Cour des comptes : Une institution publique aux missions perverties

lundi 14 mars 2016.
 

- Les rapports de la Cour des comptes se suivent et se ressemblent. La plupart des commentateurs y voient la preuve du sérieux de l’institution. On peut plutôt y voir la marque de son aveuglement.

- par Pierre Khalfa Coprésident de la Fondation Copernic

La Cour des comptes est une juridiction financière d’ordre administratif et sa mission est donnée par l’article 15 de la Déclaration des droits de l’homme et du citoyen  : « La société a le droit de demander compte à tout agent public de son administration. » C’est là sa charte fondamentale, inscrite au fronton de sa grand-chambre. Certes, depuis lors, ses missions ont été élargies  ; en 2008, une réforme constitutionnelle est venue lui donner une mission nouvelle. Désormais, selon l’article 47-2 de la Constitution, « la Cour assiste le Parlement et le gouvernement dans le contrôle de l’exécution des lois de finances et de l’application des lois de financement de la Sécurité sociale ainsi que l’évaluation des politiques publiques ». Son rôle doit se borner à juger et à certifier les comptes, à contrôler la bonne exécution des lois votées par le Parlement, à évaluer a posteriori les politiques publiques. Elle doit s’en tenir à examiner les politiques menées, à juger si elles ont été conduites selon les règles du droit et si elles ont été efficaces par rapport à leurs objectifs. En aucun cas, la Cour ne peut prescrire des politiques publiques, qui relèvent du seul débat démocratique et de la décision politique.

Or, depuis quelques années, la Cour tend à outrepasser son rôle, évolution qui s’est encore aggravée depuis la nomination de Didier Migaud à sa tête, et les rapports se multiplient qui promeuvent une orientation politique ultralibérale. On y retrouve, rapport après rapport, tous les poncifs concernant les dépenses publiques. Ainsi le niveau des prélèvements obligatoires serait trop élevé, affirmation dépourvue de sens si on n’indique pas les services fournis en contrepartie, très différents suivant les pays, ni que ce niveau reflète simplement le degré de socialisation d’un certain nombre de dépenses qui seraient, sinon, effectuées de façon privée mais n’en resteraient pas moins « obligatoires ». Les recommandations, qui ressemblent comme deux gouttes d’eau aux plans d’ajustement structurel du FMI ou aux mémorandums de la troïka en Grèce, sont à l’avenant  : réduction des dépenses d’intervention de l’État, baisse du nombre de fonctionnaires et de leurs salaires avec le gel du point d’indice et le ralentissement des déroulements de carrière, désindexation des retraites, des allocations chômage et de la plupart des prestations sociales par rapport à l’inflation, augmentation de la durée du travail, etc.

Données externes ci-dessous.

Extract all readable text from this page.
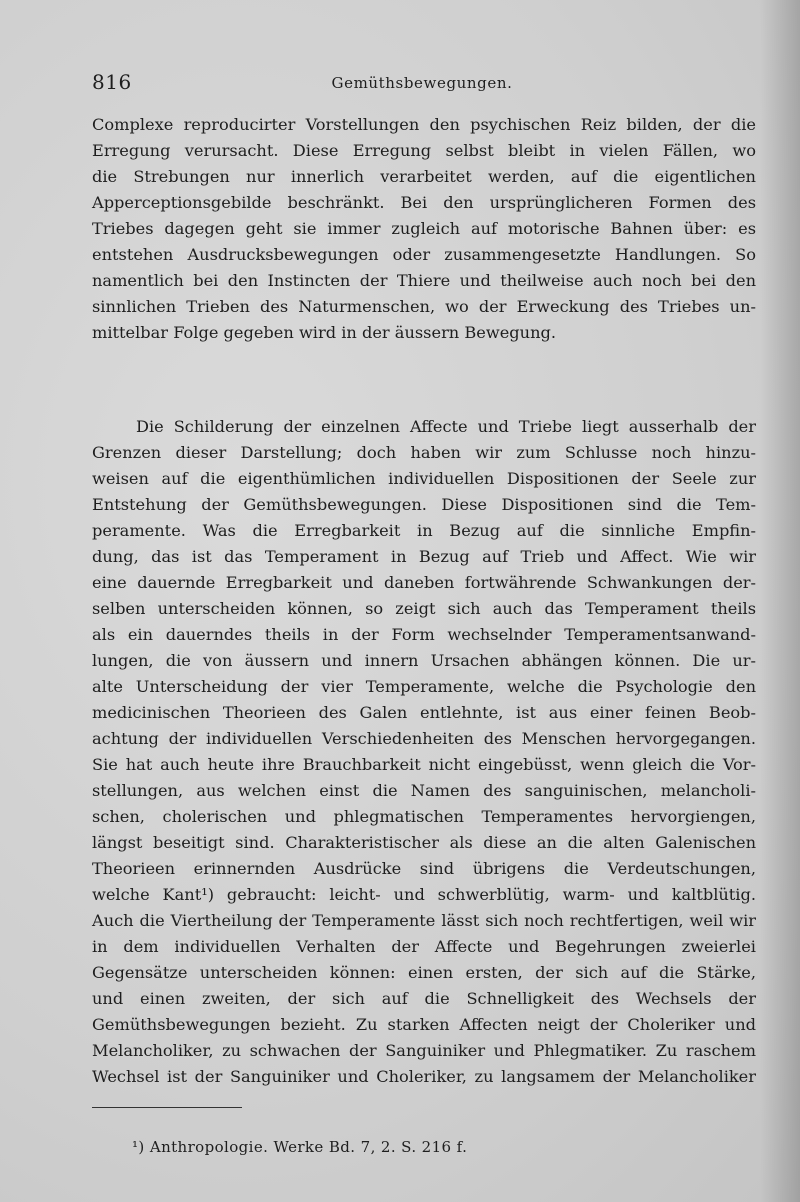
816	Gemüthsbewegungen.
Complexe reproducirter Vorstellungen den psychischen Reiz bilden, der die
Erregung verursacht. Diese Erregung selbst bleibt in vielen Fällen, wo
die Strebungen nur innerlich verarbeitet werden, auf die eigentlichen
Apperceptionsgebilde beschränkt. Bei den ursprünglicheren Formen des
Triebes dagegen geht sie immer zugleich auf motorische Bahnen über: es
entstehen Ausdrucksbewegungen oder zusammengesetzte Handlungen. So
namentlich bei den Instincten der Thiere und theilweise auch noch bei den
sinnlichen Trieben des Naturmenschen, wo der Erweckung des Triebes un-
mittelbar Folge gegeben wird in der äussern Bewegung.
Die Schilderung der einzelnen Affecte und Triebe liegt ausserhalb der
Grenzen dieser Darstellung; doch haben wir zum Schlusse noch hinzu-
weisen auf die eigenthümlichen individuellen Dispositionen der Seele zur
Entstehung der Gemüthsbewegungen. Diese Dispositionen sind die Tem-
peramente. Was die Erregbarkeit in Bezug auf die sinnliche Empfin-
dung, das ist das Temperament in Bezug auf Trieb und Affect. Wie wir
eine dauernde Erregbarkeit und daneben fortwährende Schwankungen der-
selben unterscheiden können, so zeigt sich auch das Temperament theils
als ein dauerndes theils in der Form wechselnder Temperamentsanwand-
lungen, die von äussern und innern Ursachen abhängen können. Die ur-
alte Unterscheidung der vier Temperamente, welche die Psychologie den
medicinischen Theorieen des Galen entlehnte, ist aus einer feinen Beob-
achtung der individuellen Verschiedenheiten des Menschen hervorgegangen.
Sie hat auch heute ihre Brauchbarkeit nicht eingebüsst, wenn gleich die Vor-
stellungen, aus welchen einst die Namen des sanguinischen, melancholi-
schen, cholerischen und phlegmatischen Temperamentes hervorgiengen,
längst beseitigt sind. Charakteristischer als diese an die alten Galenischen
Theorieen erinnernden Ausdrücke sind übrigens die Verdeutschungen,
welche Kant¹) gebraucht: leicht- und schwerblütig, warm- und kaltblütig.
Auch die Viertheilung der Temperamente lässt sich noch rechtfertigen, weil wir
in dem individuellen Verhalten der Affecte und Begehrungen zweierlei
Gegensätze unterscheiden können: einen ersten, der sich auf die Stärke,
und einen zweiten, der sich auf die Schnelligkeit des Wechsels der
Gemüthsbewegungen bezieht. Zu starken Affecten neigt der Choleriker und
Melancholiker, zu schwachen der Sanguiniker und Phlegmatiker. Zu raschem
Wechsel ist der Sanguiniker und Choleriker, zu langsamem der Melancholiker
¹) Anthropologie. Werke Bd. 7, 2. S. 216 f.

Année après année, c’est une véritable saignée que préconise régulièrement la Cour des comptes, et cela pose une nouvelle fois la question de sa fonction. Si la Cour est dans son rôle lorsqu’elle examine par exemple la sincérité des chiffres avancés par le gouvernement pour construire sa trajectoire budgétaire, elle ne l’est pas quand elle préconise des orientations. Elle l’est encore moins lorsque ces orientations ne font l’objet d’aucune évaluation quant à leurs conséquences, qu’elles soient économiques, avec la logique récessive dont elles sont porteuses, ou sociales. En s’en tenant à une description purement comptable et en s’exonérant généralement d’une véritable analyse macroéconomique, la Cour des comptes est, de fait, devenue un organe faisant, sous le couvert de l’objectivité, l’apologie des politiques néolibérales. Avec des orientations présentées comme une évidence indiscutable, la Cour participe ainsi à la crise démocratique actuelle, dont l’une des racines est l’exclusion du débat public et de la décision citoyenne de tout ce qui relève des politiques économiques et sociales.